My son went to Holland in the hope of getting help, and there his sister Mary, now Princess of Orange on the death of her husband’s father, welcomed him warmly. Poor Charles did not have a very happy time for almost immediately he contracted small pox and was laid low for some weeks. I suppose I must be grateful that he recovered but I did at the time find it difficult to be grateful for anything, so weighed down was I by my misfortunes. My thoughts were all with my husband—a prisoner in the hands of his enemies!

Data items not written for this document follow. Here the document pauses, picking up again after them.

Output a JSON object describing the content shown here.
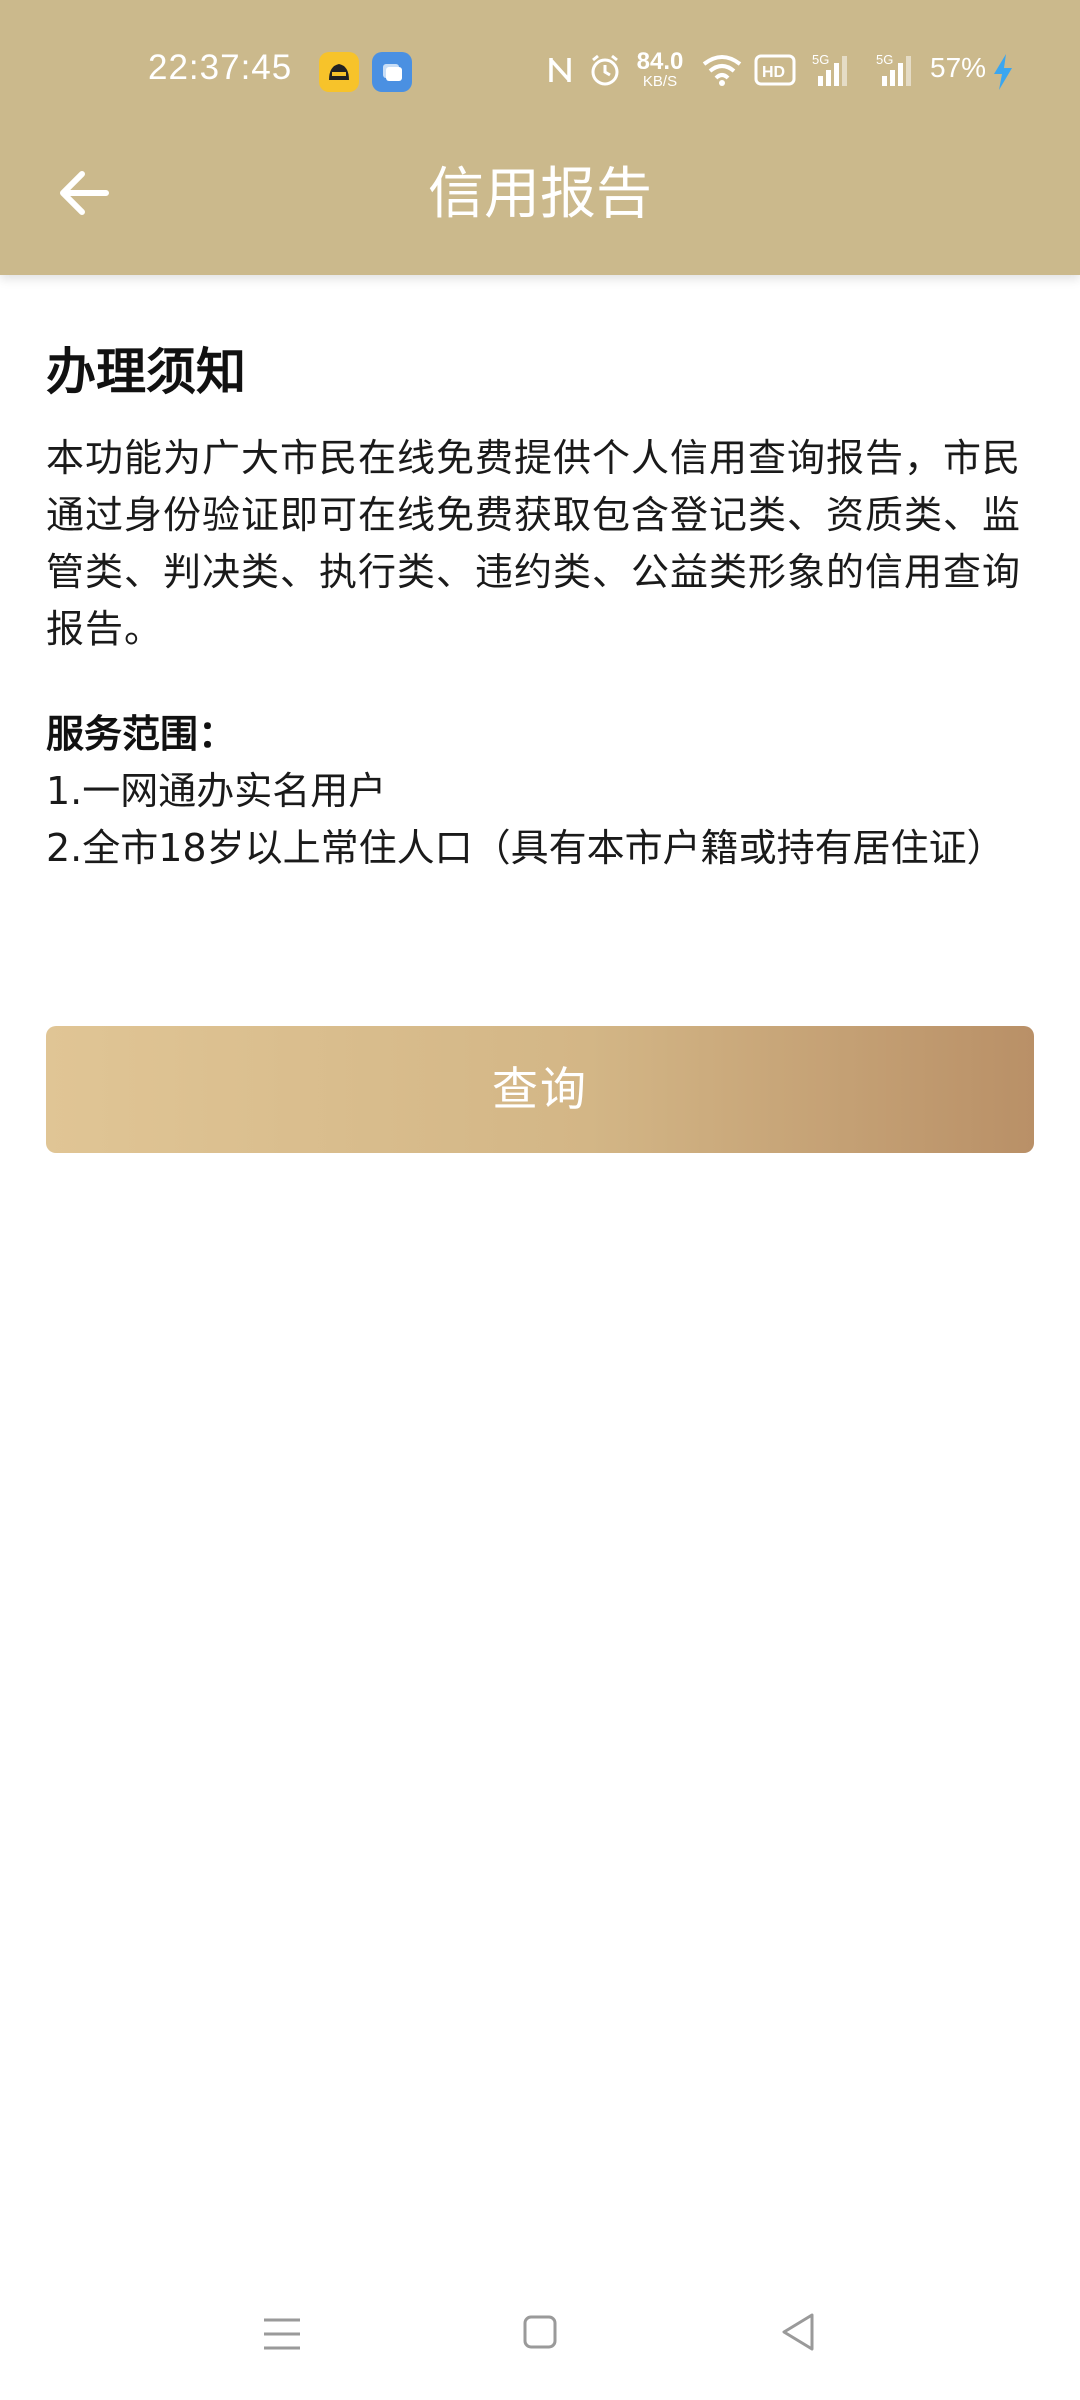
{
  "status_bar": {
    "time": "22:37:45",
    "net_speed_value": "84.0",
    "net_speed_unit": "KB/S",
    "network_hd": "HD",
    "signal_1": "5G",
    "signal_2": "5G",
    "battery": "57%"
  },
  "header": {
    "title": "信用报告",
    "back_icon": "arrow-left-icon",
    "background_color": "#cbb98c"
  },
  "notice": {
    "title": "办理须知",
    "description": "本功能为广大市民在线免费提供个人信用查询报告，市民通过身份验证即可在线免费获取包含登记类、资质类、监管类、判决类、执行类、违约类、公益类形象的信用查询报告。",
    "scope_label": "服务范围：",
    "scope_items": [
      "1.一网通办实名用户",
      "2.全市18岁以上常住人口（具有本市户籍或持有居住证）"
    ]
  },
  "query_button": {
    "label": "查询",
    "gradient_start": "#e0c595",
    "gradient_end": "#b99067"
  },
  "nav_bar": {
    "menu_icon": "menu-icon",
    "home_icon": "home-square-icon",
    "back_icon": "back-triangle-icon"
  }
}
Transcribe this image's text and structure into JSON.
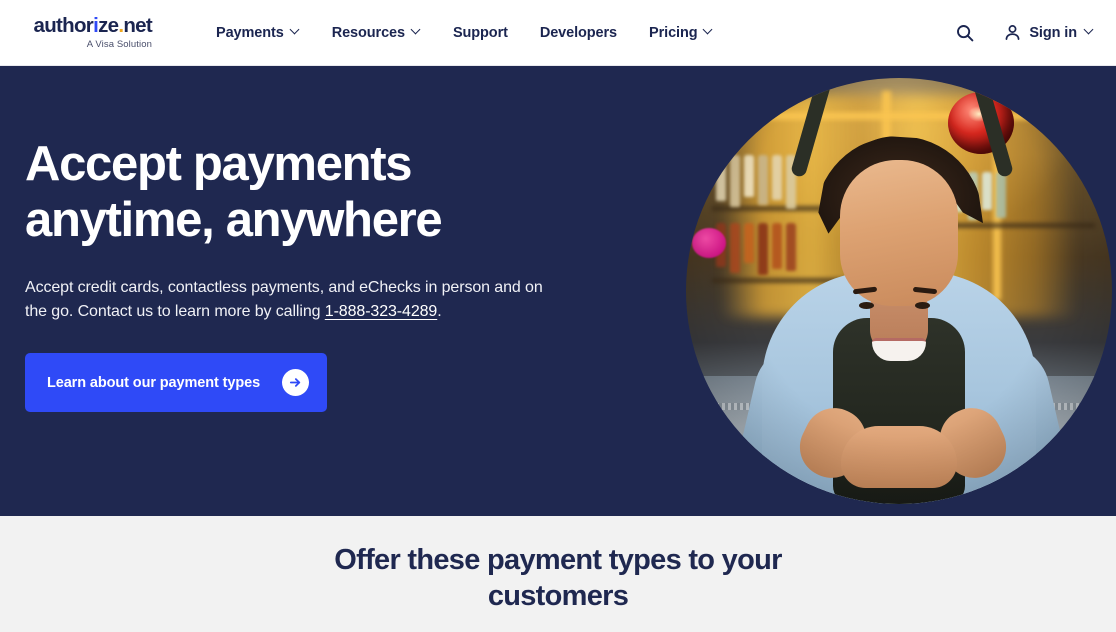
{
  "header": {
    "logo": {
      "word_a": "author",
      "word_i": "i",
      "word_b": "ze",
      "dot": ".",
      "word_net": "net",
      "full_text": "authorize.net",
      "tagline": "A Visa Solution"
    },
    "nav": [
      {
        "label": "Payments",
        "has_chevron": true
      },
      {
        "label": "Resources",
        "has_chevron": true
      },
      {
        "label": "Support",
        "has_chevron": false
      },
      {
        "label": "Developers",
        "has_chevron": false
      },
      {
        "label": "Pricing",
        "has_chevron": true
      }
    ],
    "search_icon": "search-icon",
    "signin": {
      "label": "Sign in",
      "icon": "user-icon",
      "has_chevron": true
    }
  },
  "hero": {
    "title": "Accept payments\nanytime, anywhere",
    "title_line1": "Accept payments",
    "title_line2": "anytime, anywhere",
    "body_before": "Accept credit cards, contactless payments, and eChecks in person and on the go. Contact us to learn more by calling ",
    "phone": "1-888-323-4289",
    "body_after": ".",
    "cta_label": "Learn about our payment types",
    "cta_icon": "arrow-right-circle-icon",
    "photo_alt": "Smiling shop owner leaning on a bar counter",
    "background_color": "#1F2850",
    "cta_color": "#2F4AF7"
  },
  "section": {
    "title": "Offer these payment types to your customers",
    "background_color": "#F2F2F2",
    "title_color": "#1F2850"
  }
}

Looking back, I wonder whether there might have been a hope even then of saving his crown and his life, for some people seemed to think that he could have come to terms with Cromwell. Now it is clear that he did not understand the people with whom he had to deal. He had some idea that if he offered them peerages they would agree to set him back on the throne. He never could understand men like Cromwell. I can see the situation more clearly now. When it happened I was as blind as he was.

Charles did smuggle out a letter to me in which he stated that he was going to win them over and as soon as he gained power he would hang them all.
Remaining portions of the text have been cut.